Department of Clinical Studies, Radiation Effects Research Foundation, 1-8-6 Nakagawa, Nagasaki, Japan.
Circulation. 2011 Jun 28;123(25):2931-7. doi: 10.1161/CIRCULATIONAHA.110.006460. Epub 2011 Jun 6.
Early repolarization pattern is a common ECG finding characterized by J-point elevation and QRS notching or slurring in the inferior and/or lateral leads, yet little is known about its incidence and long-term prognosis in Asian populations.

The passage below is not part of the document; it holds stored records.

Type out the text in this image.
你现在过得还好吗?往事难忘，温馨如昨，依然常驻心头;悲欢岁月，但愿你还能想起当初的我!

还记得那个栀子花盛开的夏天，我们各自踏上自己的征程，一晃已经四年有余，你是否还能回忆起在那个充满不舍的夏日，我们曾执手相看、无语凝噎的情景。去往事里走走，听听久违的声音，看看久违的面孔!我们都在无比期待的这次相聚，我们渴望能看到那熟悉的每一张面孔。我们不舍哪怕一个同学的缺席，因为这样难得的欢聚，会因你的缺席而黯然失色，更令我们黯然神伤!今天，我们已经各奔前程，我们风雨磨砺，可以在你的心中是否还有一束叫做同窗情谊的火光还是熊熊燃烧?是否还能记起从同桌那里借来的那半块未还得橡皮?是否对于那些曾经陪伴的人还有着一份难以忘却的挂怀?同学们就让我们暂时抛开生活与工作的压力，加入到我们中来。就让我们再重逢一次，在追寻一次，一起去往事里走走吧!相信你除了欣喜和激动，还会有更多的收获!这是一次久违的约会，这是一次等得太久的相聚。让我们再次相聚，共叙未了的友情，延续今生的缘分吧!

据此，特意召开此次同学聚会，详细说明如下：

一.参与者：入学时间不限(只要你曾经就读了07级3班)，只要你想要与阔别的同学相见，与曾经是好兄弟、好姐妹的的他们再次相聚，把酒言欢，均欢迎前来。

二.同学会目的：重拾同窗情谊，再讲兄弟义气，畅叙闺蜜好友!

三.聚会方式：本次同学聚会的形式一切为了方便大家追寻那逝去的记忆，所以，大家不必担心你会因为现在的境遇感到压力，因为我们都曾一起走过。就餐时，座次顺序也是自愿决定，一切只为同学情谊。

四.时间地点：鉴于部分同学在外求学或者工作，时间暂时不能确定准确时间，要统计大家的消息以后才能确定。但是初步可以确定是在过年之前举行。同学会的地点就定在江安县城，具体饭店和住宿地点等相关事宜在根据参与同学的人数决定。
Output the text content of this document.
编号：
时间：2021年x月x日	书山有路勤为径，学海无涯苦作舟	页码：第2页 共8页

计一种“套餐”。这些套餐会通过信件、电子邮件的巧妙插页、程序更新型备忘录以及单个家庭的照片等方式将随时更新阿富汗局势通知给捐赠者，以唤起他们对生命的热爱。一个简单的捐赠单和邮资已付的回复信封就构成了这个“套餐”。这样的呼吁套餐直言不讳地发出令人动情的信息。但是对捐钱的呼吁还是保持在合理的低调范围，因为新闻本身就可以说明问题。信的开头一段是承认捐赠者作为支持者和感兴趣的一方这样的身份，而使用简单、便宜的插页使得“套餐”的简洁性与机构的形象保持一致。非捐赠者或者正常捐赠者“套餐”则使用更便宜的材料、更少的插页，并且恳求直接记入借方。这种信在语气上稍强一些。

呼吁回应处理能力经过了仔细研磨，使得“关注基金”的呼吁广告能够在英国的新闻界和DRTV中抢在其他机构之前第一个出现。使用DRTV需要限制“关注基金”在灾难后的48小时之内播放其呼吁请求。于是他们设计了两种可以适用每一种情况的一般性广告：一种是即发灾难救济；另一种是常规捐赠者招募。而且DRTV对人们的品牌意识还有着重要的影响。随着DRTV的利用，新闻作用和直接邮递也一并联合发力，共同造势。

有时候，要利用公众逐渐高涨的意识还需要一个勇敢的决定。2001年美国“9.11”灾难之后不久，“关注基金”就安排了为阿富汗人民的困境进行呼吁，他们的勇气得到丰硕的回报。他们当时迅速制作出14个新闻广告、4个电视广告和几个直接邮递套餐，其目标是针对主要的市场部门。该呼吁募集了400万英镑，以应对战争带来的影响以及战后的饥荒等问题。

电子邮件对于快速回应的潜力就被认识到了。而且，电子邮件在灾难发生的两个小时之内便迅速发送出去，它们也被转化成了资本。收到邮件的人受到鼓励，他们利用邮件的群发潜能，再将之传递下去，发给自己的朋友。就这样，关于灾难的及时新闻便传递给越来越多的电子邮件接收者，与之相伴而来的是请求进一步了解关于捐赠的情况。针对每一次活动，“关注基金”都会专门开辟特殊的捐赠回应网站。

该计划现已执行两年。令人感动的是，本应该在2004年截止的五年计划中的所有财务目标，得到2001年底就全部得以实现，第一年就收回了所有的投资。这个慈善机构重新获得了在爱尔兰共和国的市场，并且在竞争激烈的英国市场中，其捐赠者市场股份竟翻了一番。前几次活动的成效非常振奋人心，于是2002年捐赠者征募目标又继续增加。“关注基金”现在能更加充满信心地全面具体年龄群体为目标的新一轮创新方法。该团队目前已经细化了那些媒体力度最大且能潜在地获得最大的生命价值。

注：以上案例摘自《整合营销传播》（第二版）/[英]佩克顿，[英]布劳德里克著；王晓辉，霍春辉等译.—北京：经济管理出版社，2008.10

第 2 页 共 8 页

We reviewed all the ECG records of the 5976 atomic-bomb survivors who were examined at least once during our biennial health examination in Nagasaki, Japan, between July 1958 and December 2004. We defined early repolarization pattern as ≥0.1-mV elevation of the J point or ST segment, with notching or slurring in at least 2 inferior and/or lateral leads. We assessed unexpected, cardiac, and all-cause death risk by Cox analysis. We identified 1429 early repolarization pattern cases (779 incident cases) during follow-up, yielding a positive rate of 23.9% and an incidence rate of 715 per 100 000 person-years. Early repolarization pattern had an elevated risk of unexpected death (hazard ratio, 1.83; 95% confidence interval, 1.12 to 2.97; P=0.02) and a decreased risk of cardiac (hazard ratio, 0.75; 95% confidence interval, 0.60 to 0.93; P<0.01) and all-cause (hazard ratio, 0.85; 95% confidence interval, 0.78 to 0.93; P<0.01) death. In addition, both slurring and notching were related to higher risk of unexpected death (hazard ratio, 2.09; 95% confidence interval, 1.06 to 4.12; P=0.03), as was early repolarization pattern manifestation in both inferior and lateral leads (hazard ratio, 2.50; 95% confidence interval, 1.29 to 4.83; P<0.01).
Early repolarization pattern is associated with an elevated risk of unexpected death and a decreased risk of cardiac and all-cause death. Specific early repolarization pattern morphologies and location are associated with an adverse prognosis.
早期复极模式是一种常见的心电图表现,其特征为 J 点抬高和下壁及/或侧壁导联 QRS 切迹或顿挫,然而,关于其在亚洲人群中的发生率和长期预后知之甚少。
我们回顾了 1958 年 7 月至 2004 年 12 月期间在日本长崎进行的每两年一次的健康检查中,至少接受过一次检查的 5976 名原子弹幸存者的所有心电图记录。我们将早期复极模式定义为 J 点或 ST 段抬高≥0.1 mV,至少 2 个下壁和/或侧壁导联存在切迹或顿挫。我们通过 Cox 分析评估意外、心脏和全因死亡风险。我们在随访期间发现了 1429 例早期复极模式病例(779 例为新发病例),阳性率为 23.9%,发生率为 715/100000 人年。早期复极模式与意外死亡风险升高相关(风险比,1.83;95%置信区间,1.12 至 2.97;P=0.02),与心脏(风险比,0.75;95%置信区间,0.60 至 0.93;P<0.01)和全因(风险比,0.85;95%置信区间,0.78 至 0.93;P<0.01)死亡风险降低相关。此外,顿挫和切迹均与意外死亡风险升高相关(风险比,2.09;95%置信区间,1.06 至 4.12;P=0.03),下壁和侧壁导联均出现早期复极模式表现与风险升高相关(风险比,2.50;95%置信区间,1.29 至 4.83;P<0.01)。
早期复极模式与意外死亡风险升高和心脏及全因死亡风险降低相关。特定的早期复极模式形态和部位与不良预后相关。